I think managing offers, commitments, scholarship money can be tricky. If coaches make a scholarship offer to a player, then they have to be prepared for the player to accept the offer, and I'm sure they are. There is a difference, of course, between making a scholarship offer and expressing interest in a prospect. Some coaches will tell a prospect they are interested but want to keep watching them play and they might want to make an offer down the road--but can't do so quite yet. That is honest; it simply means the coaches aren't sold on the prospect quite yet and are pursuing other prospects whom they think might be better. You can't assume that you will get a scholarship offer in the future; it might come, it might not, which is why players and their families are wise to keep their options open, too. Coaches must also decide how much to offer individual prospects--a full ride, a half a ride, what? Tricky. A player might like a certain school, but that school offers only half a scholly. Coaches might say, I can definitely offer you half a scholarship--and might be able to raise it in a year or so when we see how things play out. This is my guess--I have no first-hand knowledge. The prospect might be seeking a full scholarship, think she can get it, and so without a full offer from one school will look elsewhere. Fair enough.

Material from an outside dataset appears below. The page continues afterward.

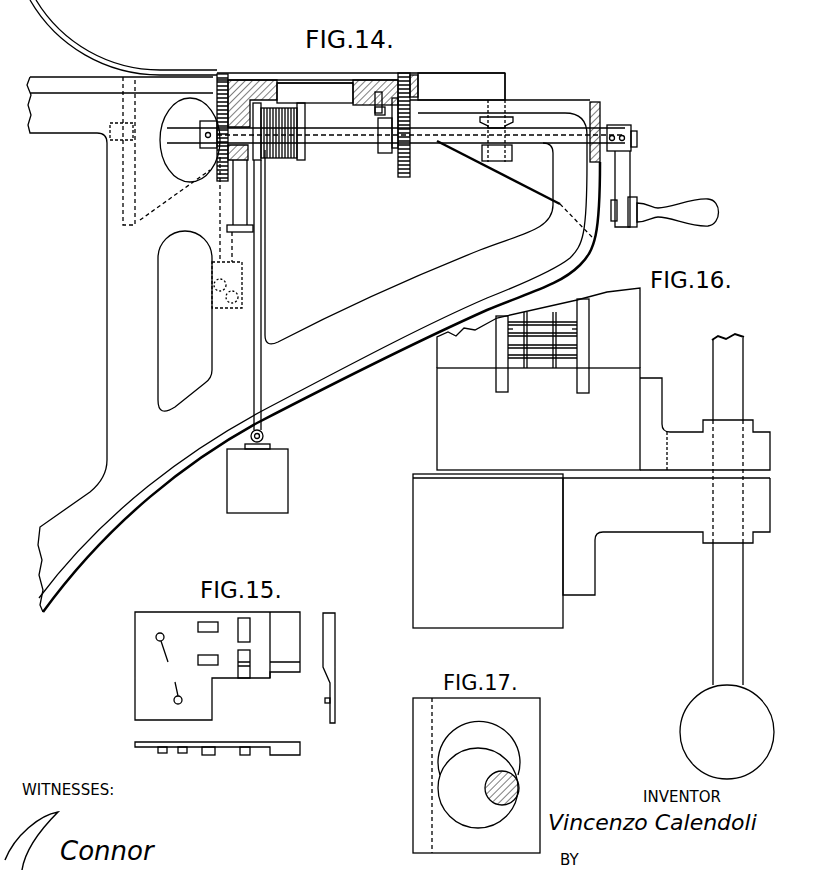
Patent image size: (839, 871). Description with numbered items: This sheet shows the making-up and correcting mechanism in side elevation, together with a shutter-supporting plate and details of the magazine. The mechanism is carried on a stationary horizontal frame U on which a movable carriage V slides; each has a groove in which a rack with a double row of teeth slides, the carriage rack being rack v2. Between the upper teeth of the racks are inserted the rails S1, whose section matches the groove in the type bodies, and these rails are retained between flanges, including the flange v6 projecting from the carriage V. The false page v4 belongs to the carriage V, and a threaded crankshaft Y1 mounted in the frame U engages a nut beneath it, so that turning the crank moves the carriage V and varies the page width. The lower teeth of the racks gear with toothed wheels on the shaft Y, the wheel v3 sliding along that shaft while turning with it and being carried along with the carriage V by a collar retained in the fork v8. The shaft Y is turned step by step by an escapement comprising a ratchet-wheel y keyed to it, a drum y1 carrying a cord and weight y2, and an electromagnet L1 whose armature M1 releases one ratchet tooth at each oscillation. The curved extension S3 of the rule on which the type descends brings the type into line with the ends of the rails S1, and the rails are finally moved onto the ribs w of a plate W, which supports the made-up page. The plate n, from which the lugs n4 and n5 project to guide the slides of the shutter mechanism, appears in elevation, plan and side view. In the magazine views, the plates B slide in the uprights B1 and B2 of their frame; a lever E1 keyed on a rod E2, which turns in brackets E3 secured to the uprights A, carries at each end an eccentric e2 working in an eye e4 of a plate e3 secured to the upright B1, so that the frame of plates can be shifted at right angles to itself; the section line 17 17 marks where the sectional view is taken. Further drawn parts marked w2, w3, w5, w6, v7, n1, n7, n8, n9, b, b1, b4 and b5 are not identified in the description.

I think, too, that some if not most coaches are always recruiting. If a coach has allocated all his/her spots and money for, say, 2018 by now--and then a coveted blue-chip prospect who's been undecided tells the coach she wants to come to his/her school, what does the coach do? In some, if not many cases coaches may leave a spot or two and money available for such a circumstance. If not, they may go back to a previous commitment and tell her that it turns out they don't have a spot, or the scholarship money they'd thought they had for her, after all--in effect, telling her to look elsewhere so that they can grab the better prospect who decided late. That is the dark side of recruiting, I think. I know this happens in football--often late in the process. I think it happens in all sports, but don't know that for a fact, and of course it is bad form to accept a commitment and then renege. I don't think it happens often, however. Given how early kids commit nowadays, a prospect probably has to time to contact other schools and get other offers if it does happen--assuming the other schools have money available. The only thing that binds a coach to an offer is his/her ethical standards--and most coaches have high ethical standards. And of course prospects can change their minds too. Verbal commitments are not binding until the letter is signed. Most coaches and players honor their commitments, but this is a highly competitive business and sometimes things happen.